After Sakia died, Valencia filled page after page of a spiral notebook, penning an epic rap poem about her best friend, who bled to death in her arms. Now in this overheated auditorium on a winter's night, her poem of gay friendship and loss becomes the 2004 class anthem about the precariousness of teenage life in Newark, where four West Side students died of gunfire in a year.
Taking the microphone, Valencia lets the words fly from her mouth.
Stuffed with the knowledge that the streets provided
Even though we said we weren't gay, we couldn't hide it
So when all the times we were hurt and denied it
We knew the truth, we had proof
You was me, I was you
Felicia's voice gets under the rhymes, harmonizing. She watches Valencia, who paces with increasing fury as she bats out the lyrics in a mist of spit. This isn't just a performance for Valencia, it's an explosion that has been building for months. Her springy bleach-tipped braids are flattened under a do-rag as she moves toward the front of the stage.

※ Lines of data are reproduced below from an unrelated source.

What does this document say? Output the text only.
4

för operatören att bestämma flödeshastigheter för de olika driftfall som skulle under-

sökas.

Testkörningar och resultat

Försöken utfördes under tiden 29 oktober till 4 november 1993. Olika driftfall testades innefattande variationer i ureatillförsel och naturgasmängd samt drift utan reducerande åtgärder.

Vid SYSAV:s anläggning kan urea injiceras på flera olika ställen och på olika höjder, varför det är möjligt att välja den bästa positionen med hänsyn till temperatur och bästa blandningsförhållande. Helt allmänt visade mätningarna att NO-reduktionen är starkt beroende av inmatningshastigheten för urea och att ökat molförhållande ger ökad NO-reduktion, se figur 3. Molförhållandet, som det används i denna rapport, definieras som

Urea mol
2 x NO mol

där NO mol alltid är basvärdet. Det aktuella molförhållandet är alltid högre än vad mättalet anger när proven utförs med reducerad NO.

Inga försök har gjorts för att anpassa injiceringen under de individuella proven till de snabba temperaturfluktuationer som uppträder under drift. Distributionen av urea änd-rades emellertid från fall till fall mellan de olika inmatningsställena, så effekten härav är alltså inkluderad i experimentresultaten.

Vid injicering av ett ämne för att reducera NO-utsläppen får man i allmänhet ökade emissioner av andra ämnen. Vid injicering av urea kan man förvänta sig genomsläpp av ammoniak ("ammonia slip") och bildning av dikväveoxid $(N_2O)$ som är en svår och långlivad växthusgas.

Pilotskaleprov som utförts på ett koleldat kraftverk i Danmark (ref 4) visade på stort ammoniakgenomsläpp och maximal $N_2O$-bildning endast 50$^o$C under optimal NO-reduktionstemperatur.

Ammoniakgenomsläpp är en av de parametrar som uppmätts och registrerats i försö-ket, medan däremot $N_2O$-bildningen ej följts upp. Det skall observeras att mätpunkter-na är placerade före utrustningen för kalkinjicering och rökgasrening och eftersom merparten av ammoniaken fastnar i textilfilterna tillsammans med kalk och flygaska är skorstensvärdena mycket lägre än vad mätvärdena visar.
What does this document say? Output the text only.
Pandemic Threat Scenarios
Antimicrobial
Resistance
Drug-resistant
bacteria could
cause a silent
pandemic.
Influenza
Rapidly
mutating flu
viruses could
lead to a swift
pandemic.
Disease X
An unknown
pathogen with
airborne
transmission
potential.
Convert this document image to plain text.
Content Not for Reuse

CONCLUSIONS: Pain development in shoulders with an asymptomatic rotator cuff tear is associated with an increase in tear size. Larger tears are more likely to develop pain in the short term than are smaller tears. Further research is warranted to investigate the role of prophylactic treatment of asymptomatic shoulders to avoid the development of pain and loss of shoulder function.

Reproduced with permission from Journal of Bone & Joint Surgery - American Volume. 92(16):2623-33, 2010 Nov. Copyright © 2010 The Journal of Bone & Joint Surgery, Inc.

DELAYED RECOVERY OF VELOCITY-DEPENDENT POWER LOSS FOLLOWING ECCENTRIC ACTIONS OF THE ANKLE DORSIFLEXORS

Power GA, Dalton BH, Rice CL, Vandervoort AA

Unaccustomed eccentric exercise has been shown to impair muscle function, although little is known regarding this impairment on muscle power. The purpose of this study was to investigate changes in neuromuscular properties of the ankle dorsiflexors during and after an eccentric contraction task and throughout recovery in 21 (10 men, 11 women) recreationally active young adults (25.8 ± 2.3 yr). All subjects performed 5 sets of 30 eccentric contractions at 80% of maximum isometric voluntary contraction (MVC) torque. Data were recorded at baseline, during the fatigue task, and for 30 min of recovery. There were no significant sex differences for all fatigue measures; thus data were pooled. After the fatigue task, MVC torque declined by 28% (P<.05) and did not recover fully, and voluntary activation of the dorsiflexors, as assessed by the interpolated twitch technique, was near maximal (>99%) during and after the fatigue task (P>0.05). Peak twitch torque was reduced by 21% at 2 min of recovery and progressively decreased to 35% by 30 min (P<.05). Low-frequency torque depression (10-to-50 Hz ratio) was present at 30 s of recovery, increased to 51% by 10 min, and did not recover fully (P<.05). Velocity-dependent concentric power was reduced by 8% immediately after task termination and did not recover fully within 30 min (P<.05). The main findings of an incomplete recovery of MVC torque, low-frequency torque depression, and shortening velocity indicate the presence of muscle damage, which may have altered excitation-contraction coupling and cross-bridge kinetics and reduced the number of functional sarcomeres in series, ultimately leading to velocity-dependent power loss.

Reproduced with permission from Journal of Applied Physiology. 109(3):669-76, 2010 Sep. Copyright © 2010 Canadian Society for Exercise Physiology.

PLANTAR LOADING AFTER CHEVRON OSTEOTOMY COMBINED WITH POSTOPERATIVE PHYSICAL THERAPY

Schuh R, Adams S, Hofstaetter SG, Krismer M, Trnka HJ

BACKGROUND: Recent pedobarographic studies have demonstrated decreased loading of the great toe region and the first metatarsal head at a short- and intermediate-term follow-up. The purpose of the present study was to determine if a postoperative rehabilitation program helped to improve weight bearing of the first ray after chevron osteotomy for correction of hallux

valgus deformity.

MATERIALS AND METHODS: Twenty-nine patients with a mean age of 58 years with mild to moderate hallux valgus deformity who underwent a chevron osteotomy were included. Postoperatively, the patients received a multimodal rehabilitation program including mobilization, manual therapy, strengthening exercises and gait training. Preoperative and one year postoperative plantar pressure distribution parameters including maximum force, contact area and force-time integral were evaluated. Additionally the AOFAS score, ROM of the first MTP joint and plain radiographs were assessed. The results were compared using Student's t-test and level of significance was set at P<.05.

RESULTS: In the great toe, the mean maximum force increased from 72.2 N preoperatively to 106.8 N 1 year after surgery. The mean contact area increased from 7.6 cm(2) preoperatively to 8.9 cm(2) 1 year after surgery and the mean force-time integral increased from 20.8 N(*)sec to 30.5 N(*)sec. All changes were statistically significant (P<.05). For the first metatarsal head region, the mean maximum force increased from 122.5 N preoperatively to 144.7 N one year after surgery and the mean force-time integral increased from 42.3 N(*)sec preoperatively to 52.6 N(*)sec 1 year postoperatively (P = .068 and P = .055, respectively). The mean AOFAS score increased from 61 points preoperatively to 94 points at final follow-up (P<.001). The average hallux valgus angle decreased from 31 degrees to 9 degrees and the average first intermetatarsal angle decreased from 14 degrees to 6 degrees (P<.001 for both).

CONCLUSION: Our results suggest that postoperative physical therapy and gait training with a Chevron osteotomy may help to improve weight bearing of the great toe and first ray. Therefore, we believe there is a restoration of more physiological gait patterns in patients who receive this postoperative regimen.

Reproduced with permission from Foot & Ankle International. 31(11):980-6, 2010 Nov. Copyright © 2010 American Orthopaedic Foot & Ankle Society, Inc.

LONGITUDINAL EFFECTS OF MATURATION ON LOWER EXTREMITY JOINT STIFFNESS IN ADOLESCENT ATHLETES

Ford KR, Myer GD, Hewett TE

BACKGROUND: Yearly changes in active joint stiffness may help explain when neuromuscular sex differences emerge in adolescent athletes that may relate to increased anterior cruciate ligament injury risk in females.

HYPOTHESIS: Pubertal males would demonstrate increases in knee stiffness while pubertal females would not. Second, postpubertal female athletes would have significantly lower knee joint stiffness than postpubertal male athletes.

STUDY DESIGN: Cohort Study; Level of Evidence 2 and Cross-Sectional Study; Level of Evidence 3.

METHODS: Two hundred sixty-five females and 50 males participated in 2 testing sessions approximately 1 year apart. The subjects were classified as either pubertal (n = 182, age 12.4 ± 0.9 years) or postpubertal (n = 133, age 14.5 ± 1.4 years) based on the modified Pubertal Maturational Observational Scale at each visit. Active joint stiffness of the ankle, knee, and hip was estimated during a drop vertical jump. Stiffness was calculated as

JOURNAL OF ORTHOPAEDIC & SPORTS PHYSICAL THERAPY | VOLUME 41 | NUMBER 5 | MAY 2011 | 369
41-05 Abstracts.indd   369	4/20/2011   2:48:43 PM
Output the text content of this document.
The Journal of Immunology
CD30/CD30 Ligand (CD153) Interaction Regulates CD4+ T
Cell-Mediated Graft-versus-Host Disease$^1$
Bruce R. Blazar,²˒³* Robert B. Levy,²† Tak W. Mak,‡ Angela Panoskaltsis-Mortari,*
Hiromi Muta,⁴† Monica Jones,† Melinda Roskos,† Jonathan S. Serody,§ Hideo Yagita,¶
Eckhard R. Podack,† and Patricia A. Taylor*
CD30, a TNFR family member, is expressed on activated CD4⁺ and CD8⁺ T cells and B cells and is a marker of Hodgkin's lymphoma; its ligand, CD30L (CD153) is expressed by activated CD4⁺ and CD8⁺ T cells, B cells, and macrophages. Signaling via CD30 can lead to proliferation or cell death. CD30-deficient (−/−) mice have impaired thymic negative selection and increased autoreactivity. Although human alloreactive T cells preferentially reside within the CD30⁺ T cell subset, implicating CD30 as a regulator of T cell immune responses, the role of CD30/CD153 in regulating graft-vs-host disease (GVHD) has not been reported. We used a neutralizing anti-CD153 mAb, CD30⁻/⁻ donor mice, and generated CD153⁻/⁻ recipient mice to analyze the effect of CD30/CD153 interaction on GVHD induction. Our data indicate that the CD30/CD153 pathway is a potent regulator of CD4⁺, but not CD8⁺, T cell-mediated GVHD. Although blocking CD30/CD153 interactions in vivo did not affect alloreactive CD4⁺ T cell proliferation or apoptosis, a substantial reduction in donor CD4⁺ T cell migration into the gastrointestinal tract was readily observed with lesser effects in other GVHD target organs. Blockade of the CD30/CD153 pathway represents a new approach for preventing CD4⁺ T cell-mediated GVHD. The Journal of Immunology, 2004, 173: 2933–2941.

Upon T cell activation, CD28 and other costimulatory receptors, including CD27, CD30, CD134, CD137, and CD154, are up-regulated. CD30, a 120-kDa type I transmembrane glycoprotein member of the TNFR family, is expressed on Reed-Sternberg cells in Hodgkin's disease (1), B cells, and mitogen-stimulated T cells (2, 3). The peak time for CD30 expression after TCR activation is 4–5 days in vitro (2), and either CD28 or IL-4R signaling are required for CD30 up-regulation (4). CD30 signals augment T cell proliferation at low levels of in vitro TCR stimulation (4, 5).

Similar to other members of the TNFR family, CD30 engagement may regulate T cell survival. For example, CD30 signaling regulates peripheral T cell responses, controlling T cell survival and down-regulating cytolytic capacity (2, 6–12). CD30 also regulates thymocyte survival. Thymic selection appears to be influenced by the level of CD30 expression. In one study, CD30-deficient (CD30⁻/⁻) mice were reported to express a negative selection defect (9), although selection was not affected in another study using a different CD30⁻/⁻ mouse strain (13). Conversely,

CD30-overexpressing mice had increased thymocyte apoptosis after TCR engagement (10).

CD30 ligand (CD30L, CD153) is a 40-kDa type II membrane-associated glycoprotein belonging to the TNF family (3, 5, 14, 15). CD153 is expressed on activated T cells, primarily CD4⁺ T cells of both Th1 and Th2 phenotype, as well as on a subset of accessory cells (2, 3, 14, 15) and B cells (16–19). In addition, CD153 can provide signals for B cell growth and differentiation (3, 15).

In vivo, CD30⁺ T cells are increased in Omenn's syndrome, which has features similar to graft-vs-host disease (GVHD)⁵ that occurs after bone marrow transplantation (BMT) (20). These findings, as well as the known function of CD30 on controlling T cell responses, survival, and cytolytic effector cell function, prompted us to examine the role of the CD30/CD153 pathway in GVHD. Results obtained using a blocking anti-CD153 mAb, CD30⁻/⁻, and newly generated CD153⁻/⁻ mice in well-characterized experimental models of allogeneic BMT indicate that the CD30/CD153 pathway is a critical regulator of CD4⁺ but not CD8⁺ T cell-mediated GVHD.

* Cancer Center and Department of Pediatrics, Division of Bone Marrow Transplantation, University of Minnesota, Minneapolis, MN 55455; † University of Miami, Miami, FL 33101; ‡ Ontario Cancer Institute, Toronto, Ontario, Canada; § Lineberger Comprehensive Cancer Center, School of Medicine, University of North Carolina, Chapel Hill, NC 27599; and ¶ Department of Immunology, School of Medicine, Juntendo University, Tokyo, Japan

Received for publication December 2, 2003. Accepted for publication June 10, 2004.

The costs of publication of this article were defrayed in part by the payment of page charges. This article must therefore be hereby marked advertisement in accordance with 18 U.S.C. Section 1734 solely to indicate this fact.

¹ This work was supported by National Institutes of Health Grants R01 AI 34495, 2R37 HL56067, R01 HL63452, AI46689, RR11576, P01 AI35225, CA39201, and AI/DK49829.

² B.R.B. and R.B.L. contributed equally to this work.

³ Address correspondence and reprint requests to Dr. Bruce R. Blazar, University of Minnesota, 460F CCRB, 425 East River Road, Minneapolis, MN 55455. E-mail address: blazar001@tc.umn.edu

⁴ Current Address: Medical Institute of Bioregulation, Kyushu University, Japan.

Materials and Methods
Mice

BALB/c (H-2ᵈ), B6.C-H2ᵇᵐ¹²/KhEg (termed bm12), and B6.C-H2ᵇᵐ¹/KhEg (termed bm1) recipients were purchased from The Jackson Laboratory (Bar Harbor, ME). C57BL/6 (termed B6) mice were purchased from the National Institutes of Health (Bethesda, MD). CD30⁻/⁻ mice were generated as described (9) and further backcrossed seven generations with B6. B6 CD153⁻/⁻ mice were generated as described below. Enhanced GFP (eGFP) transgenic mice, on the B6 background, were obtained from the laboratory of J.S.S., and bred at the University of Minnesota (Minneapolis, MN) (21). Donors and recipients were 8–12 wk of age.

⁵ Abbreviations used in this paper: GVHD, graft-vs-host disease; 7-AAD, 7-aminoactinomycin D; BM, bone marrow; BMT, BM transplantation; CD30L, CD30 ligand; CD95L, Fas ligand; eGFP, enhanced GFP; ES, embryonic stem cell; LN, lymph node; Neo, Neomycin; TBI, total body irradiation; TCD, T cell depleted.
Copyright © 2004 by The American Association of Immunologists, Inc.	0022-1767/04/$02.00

Kia, why did you have to go
I am so cold
Facing the world on my own
Valencia shudders and stops. The words are trapped in her throat. "Come on, V!" someone shouts, but Valencia drops to her knees, overcome. Felicia tries to lift her. The piano and drums play on, waiting for the singers. For the first time, Felicia falters, wiping her eyes. The students urge them on.
"Sing it, V."
"Finish it, now."
"Help her, Fee."
Valencia finds herself. She whirls upright, finishing her song, fast and hard. The microphone thuds to the ground. Valencia starts to fall sideways. Felicia reaches out to catch her.